• Weird History

Did The Iron Maiden Actually Exist?

What was the iron maiden, and how did the iron maiden work? The medieval torture device, a human-sized sarcophagus filled with spikes, seems almost too gruesome to be true. According to 19th-century scholars, the iron maiden caused a slow, painful end, as people bled from shallow wounds while their torturers opened and closed the contraption's doors to impale them. Sharp spikes lined up with the eyes, causing blinding pain.

It might be featured in multiple torture museums, but did the iron maiden exist? While examples flourished in the 1800s, with the mechanism even appearing at a World's Fair, there's no evidence it was actually used. In fact, the story of the iron maiden hoax ranks at the top of the list of historical myths that most people believe

Though it may not have been a real medieval device, it does share similarities with tales dating back to the ancient era. And in spite of its status as a historical fake, the apparatus still managed to inspire a modern psychopath to create - and use - an iron maiden of his own.

  • Photo: Unknown / Wikimedia Commons / Public Domain

    The Iron Maiden Supposedly Caused A Slow, Painful Demise

    It's considered one of the most vicious medieval torture devices. The iron maiden was a box large enough to fit a human. The inside was lined with spikes. An unlucky person would be forced inside the chamber, and when his torturers closed the door, the spikes would pierce the body.

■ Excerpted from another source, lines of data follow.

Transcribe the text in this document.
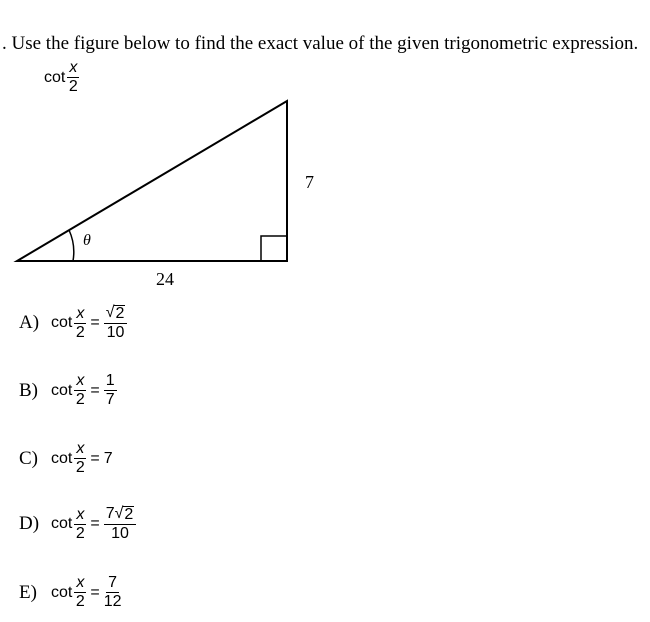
. Use the figure below to find the exact value of the given trigonometric expression.
$\cot \frac{x}{2}$
7
24
θ
A) $\cot \frac{x}{2} = \frac{√ 2}{10}$
B) $\cot \frac{x}{2} = \frac{1}{7}$
C) $\cot \frac{x}{2} = 7$
D) $\cot \frac{x}{2} = \frac{7 √ 2}{10}$
E) $\cot \frac{x}{2} = \frac{7}{12}$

    The iron maiden wasn't a quick death. The placement of the spikes guaranteed that. Instead, the victim would slowly bleed out from multiple wounds, none of which were enough for an instant end.

    Except there's no evidence the iron maiden actually existed during the medieval period.

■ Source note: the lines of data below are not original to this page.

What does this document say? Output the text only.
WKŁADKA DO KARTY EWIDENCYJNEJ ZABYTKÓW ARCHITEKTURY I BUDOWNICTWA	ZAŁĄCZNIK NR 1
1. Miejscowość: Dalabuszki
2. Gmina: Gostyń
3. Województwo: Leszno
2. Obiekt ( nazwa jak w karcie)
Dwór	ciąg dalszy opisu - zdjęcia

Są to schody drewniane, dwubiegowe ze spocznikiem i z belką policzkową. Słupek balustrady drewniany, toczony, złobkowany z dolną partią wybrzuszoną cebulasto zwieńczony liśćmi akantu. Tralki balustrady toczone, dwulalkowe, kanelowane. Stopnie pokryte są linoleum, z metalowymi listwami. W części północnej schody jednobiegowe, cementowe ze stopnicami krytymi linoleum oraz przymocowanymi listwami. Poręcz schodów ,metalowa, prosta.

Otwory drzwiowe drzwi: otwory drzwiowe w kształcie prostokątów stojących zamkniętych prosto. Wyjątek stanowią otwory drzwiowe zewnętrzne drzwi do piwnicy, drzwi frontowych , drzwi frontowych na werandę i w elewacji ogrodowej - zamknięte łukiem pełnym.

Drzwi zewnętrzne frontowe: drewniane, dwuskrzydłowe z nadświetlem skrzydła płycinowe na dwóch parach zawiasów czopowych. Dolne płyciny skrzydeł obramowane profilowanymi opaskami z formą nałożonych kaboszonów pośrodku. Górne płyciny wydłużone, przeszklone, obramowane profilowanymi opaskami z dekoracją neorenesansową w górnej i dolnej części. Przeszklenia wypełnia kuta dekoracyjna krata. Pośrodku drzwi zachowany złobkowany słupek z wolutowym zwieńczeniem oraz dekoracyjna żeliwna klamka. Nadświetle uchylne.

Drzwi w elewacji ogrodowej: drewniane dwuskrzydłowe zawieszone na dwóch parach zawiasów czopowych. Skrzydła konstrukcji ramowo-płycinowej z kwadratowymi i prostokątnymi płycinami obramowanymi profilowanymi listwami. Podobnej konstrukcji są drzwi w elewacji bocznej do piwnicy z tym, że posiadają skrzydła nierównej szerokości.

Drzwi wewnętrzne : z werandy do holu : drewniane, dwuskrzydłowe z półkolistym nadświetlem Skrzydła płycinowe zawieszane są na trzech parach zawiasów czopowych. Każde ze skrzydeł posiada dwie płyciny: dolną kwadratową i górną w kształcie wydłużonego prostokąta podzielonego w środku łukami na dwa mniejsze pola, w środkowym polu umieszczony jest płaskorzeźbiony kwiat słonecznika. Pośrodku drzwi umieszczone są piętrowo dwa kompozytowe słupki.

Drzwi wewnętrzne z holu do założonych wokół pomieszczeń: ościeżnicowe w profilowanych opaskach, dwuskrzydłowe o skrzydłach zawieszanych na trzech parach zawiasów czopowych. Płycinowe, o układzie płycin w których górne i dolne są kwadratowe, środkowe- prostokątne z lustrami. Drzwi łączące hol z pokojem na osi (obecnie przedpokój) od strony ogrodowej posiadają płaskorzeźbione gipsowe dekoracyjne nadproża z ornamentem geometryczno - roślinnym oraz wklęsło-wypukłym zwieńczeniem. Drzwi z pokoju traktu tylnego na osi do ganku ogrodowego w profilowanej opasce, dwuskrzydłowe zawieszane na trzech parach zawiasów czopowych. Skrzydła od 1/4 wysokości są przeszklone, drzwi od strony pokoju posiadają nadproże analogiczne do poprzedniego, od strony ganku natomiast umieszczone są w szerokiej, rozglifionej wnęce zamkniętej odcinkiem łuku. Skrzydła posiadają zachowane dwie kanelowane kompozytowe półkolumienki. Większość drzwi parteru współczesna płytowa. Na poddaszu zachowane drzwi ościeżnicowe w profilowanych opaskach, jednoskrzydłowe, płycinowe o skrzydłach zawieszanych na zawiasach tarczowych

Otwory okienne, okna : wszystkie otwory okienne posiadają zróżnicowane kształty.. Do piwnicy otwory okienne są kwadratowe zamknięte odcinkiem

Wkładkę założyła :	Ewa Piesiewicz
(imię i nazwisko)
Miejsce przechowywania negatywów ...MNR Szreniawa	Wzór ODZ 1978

  • Photo: Vinzenz Katzler / Wikimedia Commons / Public Domain

    The First Evidence For The Iron Maiden Appeared In The 1800s

    No references to the iron maiden exist during the medieval period. The first reference to the device dates to the late 18th century, followed by a growing number of mentions in the 1800s. 

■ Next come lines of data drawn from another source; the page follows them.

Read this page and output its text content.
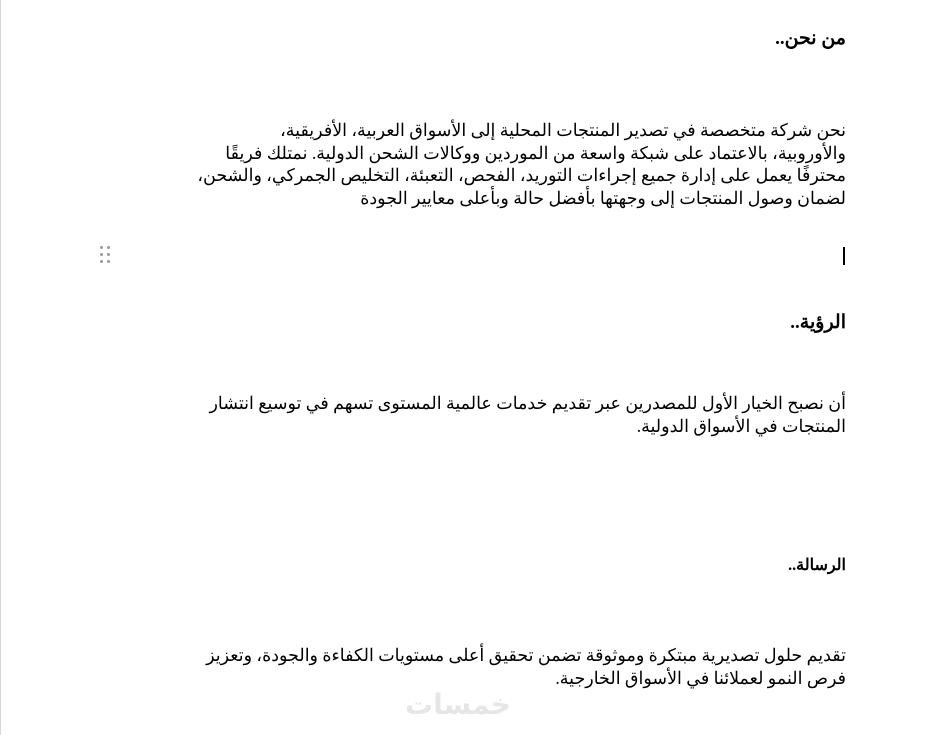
من نحن..
نحن شركة متخصصة في تصدير المنتجات المحلية إلى الأسواق العربية، الأفريقية،
والأوروبية، بالاعتماد على شبكة واسعة من الموردين ووكالات الشحن الدولية. نمتلك فريقًا
محترفًا يعمل على إدارة جميع إجراءات التوريد، الفحص، التعبئة، التخليص الجمركي، والشحن،
لضمان وصول المنتجات إلى وجهتها بأفضل حالة وبأعلى معايير الجودة
الرؤية..
أن نصبح الخيار الأول للمصدرين عبر تقديم خدمات عالمية المستوى تسهم في توسيع انتشار
المنتجات في الأسواق الدولية.
الرسالة..
تقديم حلول تصديرية مبتكرة وموثوقة تضمن تحقيق أعلى مستويات الكفاءة والجودة، وتعزيز
فرص النمو لعملائنا في الأسواق الخارجية.
خمسات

    It wasn't until the 19th century that iron maidens began appearing across Europe. The Chicago World's Fair in 1893 even featured one, spreading tales of gruesome medieval barbarians even wider. The first iron maiden was actually created by Victorian collector Matthew Peacock, who used medieval materials to construct the device. Peacock then donated it to a museum, where, not surprisingly, visitors believed it was real.

  • Photo: Wellcome Images / Wikimedia Commons / CC BY 4.0

    A Philosopher Helped Spread The Myth Of The Iron Maiden

    In the late 18th century, philosopher Johann Philipp Siebenkees recorded the first description of an iron maiden. Siebenkees wrote about the device in a guidebook about Nuremberg, Germany. According to Siebenkees, a 1515 execution used the iron maiden, described as an Egyptian mummy case lined on the inside with spikes.

    "Slowly, so that the very sharp points penetrated his arms, and his legs in several places, and his belly and chest, and his bladder and the root of his member, and his eyes, and his shoulder, and his buttocks," Siebenkees wrote, "but not enough to kill him, and so he remained making great cry and lament for two days, after which he died."

    The description was so vivid that many believed Siebenkees, and the myth of the iron maiden was born.

  • Photo: Lestat (Jan Mehlich) / Wikimedia Commons / CC BY-SA 3.0

    Iron Maidens In Museums Were Built... For Museums

    Actual iron maidens appear in multiple torture museums across Europe. If it wasn't a real device, where did all the iron maidens in museums come from?

    Most of them were probably built in the 19th century - specifically for museums. That's what Matthew Peacock did with the first iron maiden, which he built himself. Similarly, the famous Iron Maiden of Nuremberg was built in the early 19th century, long after the medieval era. Rather than being used as torture devices, these iron maidens were built to terrify museum visitors.